If you must work or spend time outside, take extra precautions. When possible, reschedule strenuous activities for the early morning or late evening hours. Wear lightweight and loose fitting clothing when possible. To reduce risk when working outdoors, it is recommended that frequent rest breaks in a shaded or air conditioned environment are scheduled. Drink plenty of water throughout the day.
Know the signs and symptoms of heat exhaustion and heat stroke. Anyone overcome by heat should be moved to a cool and shaded location.
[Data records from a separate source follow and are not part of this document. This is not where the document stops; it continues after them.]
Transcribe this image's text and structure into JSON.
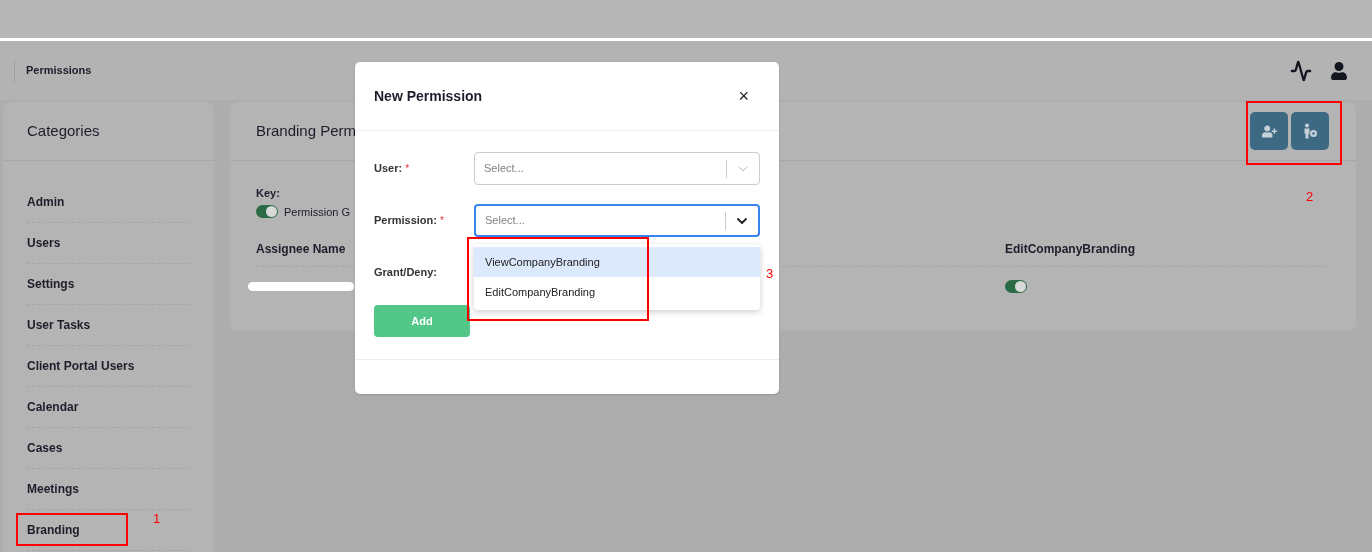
{
  "header": {
    "title": "Permissions"
  },
  "sidebar": {
    "title": "Categories",
    "items": [
      {
        "label": "Admin"
      },
      {
        "label": "Users"
      },
      {
        "label": "Settings"
      },
      {
        "label": "User Tasks"
      },
      {
        "label": "Client Portal Users"
      },
      {
        "label": "Calendar"
      },
      {
        "label": "Cases"
      },
      {
        "label": "Meetings"
      },
      {
        "label": "Branding"
      }
    ]
  },
  "main": {
    "title": "Branding Perm",
    "key_label": "Key:",
    "key_item": {
      "label": "Permission G",
      "on": true
    },
    "columns": [
      "Assignee Name",
      "EditCompanyBranding"
    ],
    "rows": [
      {
        "granted": true
      }
    ]
  },
  "modal": {
    "title": "New Permission",
    "close": "×",
    "fields": [
      {
        "label": "User:",
        "required_mark": "*",
        "kind": "select",
        "placeholder": "Select...",
        "focused": false
      },
      {
        "label": "Permission:",
        "required_mark": "*",
        "kind": "select",
        "placeholder": "Select...",
        "focused": true
      },
      {
        "label": "Grant/Deny:",
        "kind": "empty"
      }
    ],
    "options": [
      {
        "label": "ViewCompanyBranding",
        "selected": true
      },
      {
        "label": "EditCompanyBranding",
        "selected": false
      }
    ],
    "add_button": "Add"
  },
  "annotations": [
    {
      "label": "1"
    },
    {
      "label": "2"
    },
    {
      "label": "3"
    }
  ]
}
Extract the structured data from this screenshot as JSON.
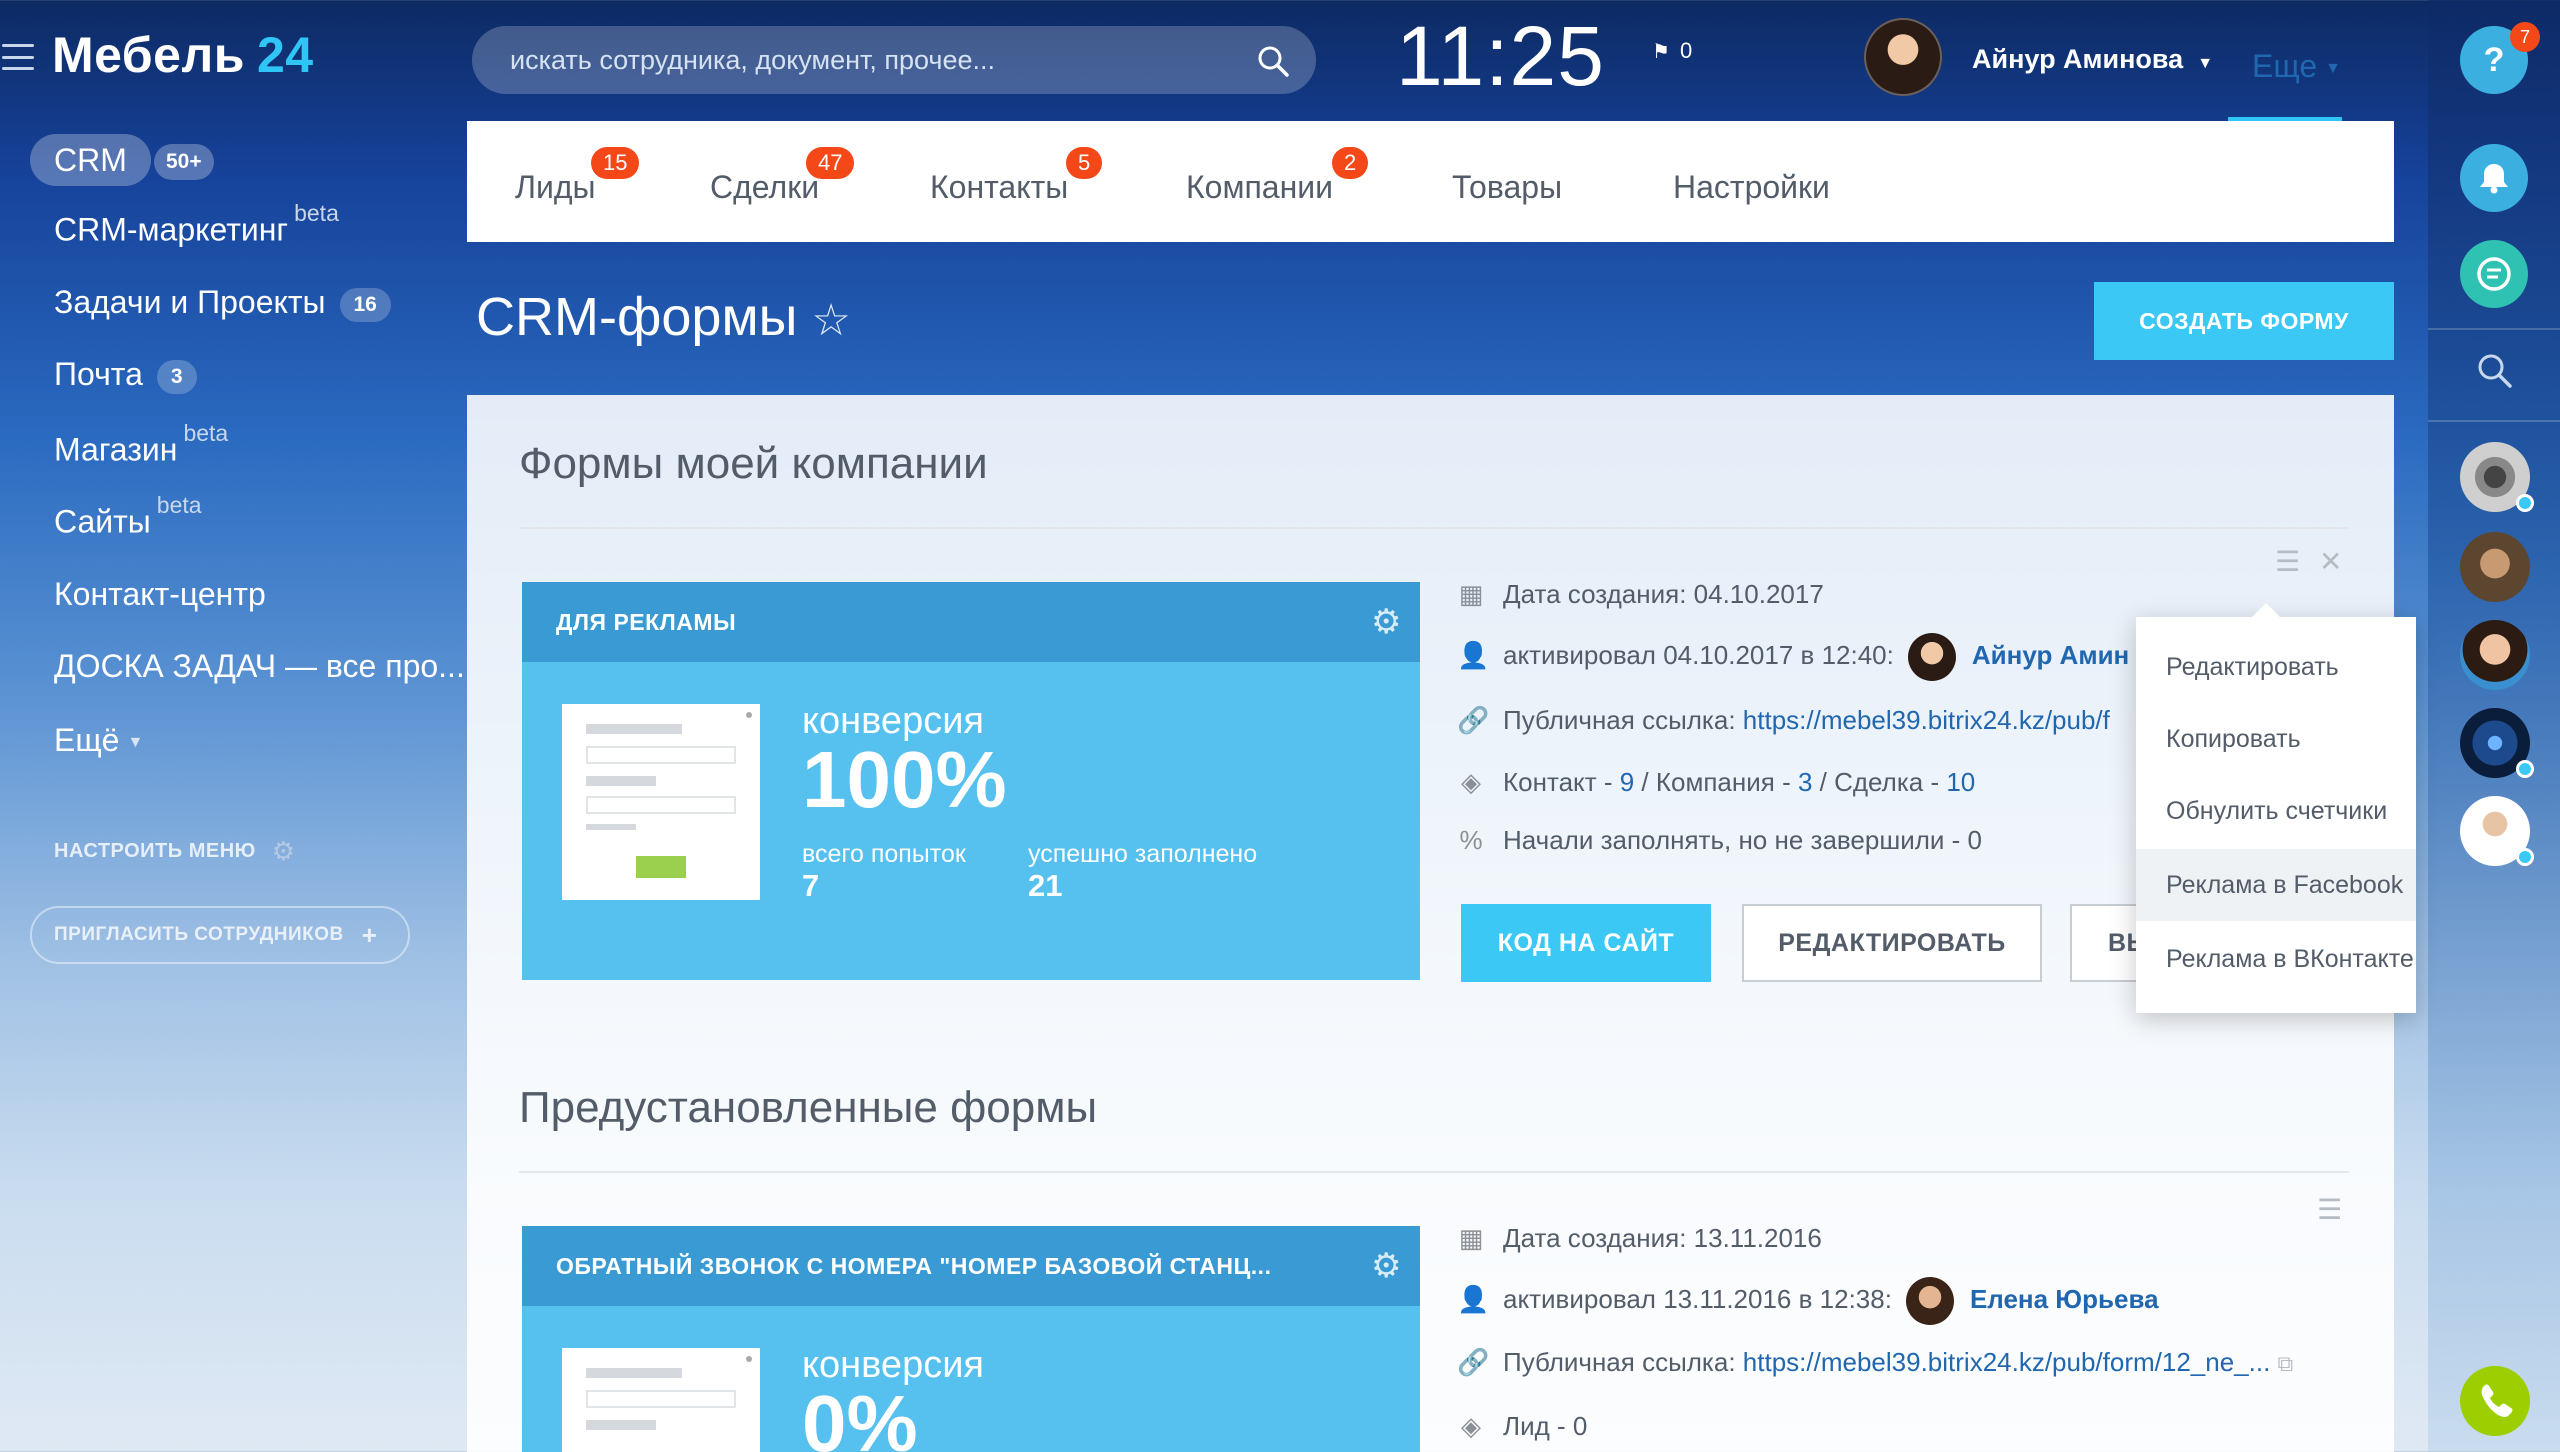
{
  "app": {
    "logo_main": "Мебель",
    "logo_num": "24"
  },
  "sidebar": {
    "crm_label": "CRM",
    "crm_count": "50+",
    "items": [
      {
        "label": "CRM-маркетинг",
        "sup": "beta"
      },
      {
        "label": "Задачи и Проекты",
        "badge": "16"
      },
      {
        "label": "Почта",
        "badge": "3"
      },
      {
        "label": "Магазин",
        "sup": "beta"
      },
      {
        "label": "Сайты",
        "sup": "beta"
      },
      {
        "label": "Контакт-центр"
      },
      {
        "label": "ДОСКА ЗАДАЧ — все про..."
      }
    ],
    "more_label": "Ещё",
    "setup_menu": "НАСТРОИТЬ МЕНЮ",
    "invite": "ПРИГЛАСИТЬ СОТРУДНИКОВ"
  },
  "header": {
    "search_placeholder": "искать сотрудника, документ, прочее...",
    "clock": "11:25",
    "flag_count": "0",
    "user_name": "Айнур Аминова"
  },
  "tabs": [
    {
      "label": "Лиды",
      "badge": "15"
    },
    {
      "label": "Сделки",
      "badge": "47"
    },
    {
      "label": "Контакты",
      "badge": "5"
    },
    {
      "label": "Компании",
      "badge": "2"
    },
    {
      "label": "Товары"
    },
    {
      "label": "Настройки"
    }
  ],
  "tab_more": "Еще",
  "page": {
    "title": "CRM-формы",
    "create_button": "СОЗДАТЬ ФОРМУ"
  },
  "section1": {
    "title": "Формы моей компании",
    "card": {
      "name": "ДЛЯ РЕКЛАМЫ",
      "conv_label": "конверсия",
      "conv_value": "100%",
      "attempts_label": "всего попыток",
      "attempts_value": "7",
      "filled_label": "успешно заполнено",
      "filled_value": "21"
    },
    "info": {
      "created_label": "Дата создания:",
      "created_value": "04.10.2017",
      "activated_label": "активировал 04.10.2017 в 12:40:",
      "activated_user": "Айнур Амин",
      "link_label": "Публичная ссылка:",
      "link_value": "https://mebel39.bitrix24.kz/pub/f",
      "crm_contact": "Контакт - ",
      "crm_contact_n": "9",
      "crm_company": " / Компания - ",
      "crm_company_n": "3",
      "crm_deal": " / Сделка - ",
      "crm_deal_n": "10",
      "unfinished": "Начали заполнять, но не завершили - 0"
    },
    "buttons": {
      "code": "КОД НА САЙТ",
      "edit": "РЕДАКТИРОВАТЬ",
      "third": "ВЫ"
    }
  },
  "dropdown": [
    "Редактировать",
    "Копировать",
    "Обнулить счетчики",
    "Реклама в Facebook",
    "Реклама в ВКонтакте"
  ],
  "section2": {
    "title": "Предустановленные формы",
    "card": {
      "name": "ОБРАТНЫЙ ЗВОНОК С НОМЕРА \"НОМЕР БАЗОВОЙ СТАНЦ...",
      "conv_label": "конверсия",
      "conv_value": "0%"
    },
    "info": {
      "created_label": "Дата создания:",
      "created_value": "13.11.2016",
      "activated_label": "активировал 13.11.2016 в 12:38:",
      "activated_user": "Елена Юрьева",
      "link_label": "Публичная ссылка:",
      "link_value": "https://mebel39.bitrix24.kz/pub/form/12_ne_...",
      "lead": "Лид - 0"
    }
  },
  "rightbar": {
    "help_badge": "7",
    "help_icon": "?"
  },
  "colors": {
    "accent": "#3bc8f5",
    "badge": "#f54819",
    "link": "#2067b0",
    "card": "#56c0ee",
    "card_head": "#3a9bd4"
  }
}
Heat stroke is a life threatening emergency, call 911 for assistance.
Alcoholic beverages should be avoided during exposure to extremely hot weather and caffeinated beverages should be limited.
Special tips on child and car safety during extreme heat:
The impact of the current heat wave will intensify in the region starting Thursday, July 21. According to the National Weather Service, Friday, July 22 looks like it will be the “hottest” day. Heat index values (a measure of the combination of temperature and humidity) will approach a maximum of 105 degrees on Thursday, and 110 degrees on Friday. The highest values will be experienced in highly urbanized areas. Overnight low temperatures may not drop below 80 in those areas.
There is some uncertainty regarding high temperatures on Saturday, July 23 and Sunday, July 24, as a cold front may approach the region. However, maximum heat index values may again exceed 105 on Saturday and Sunday.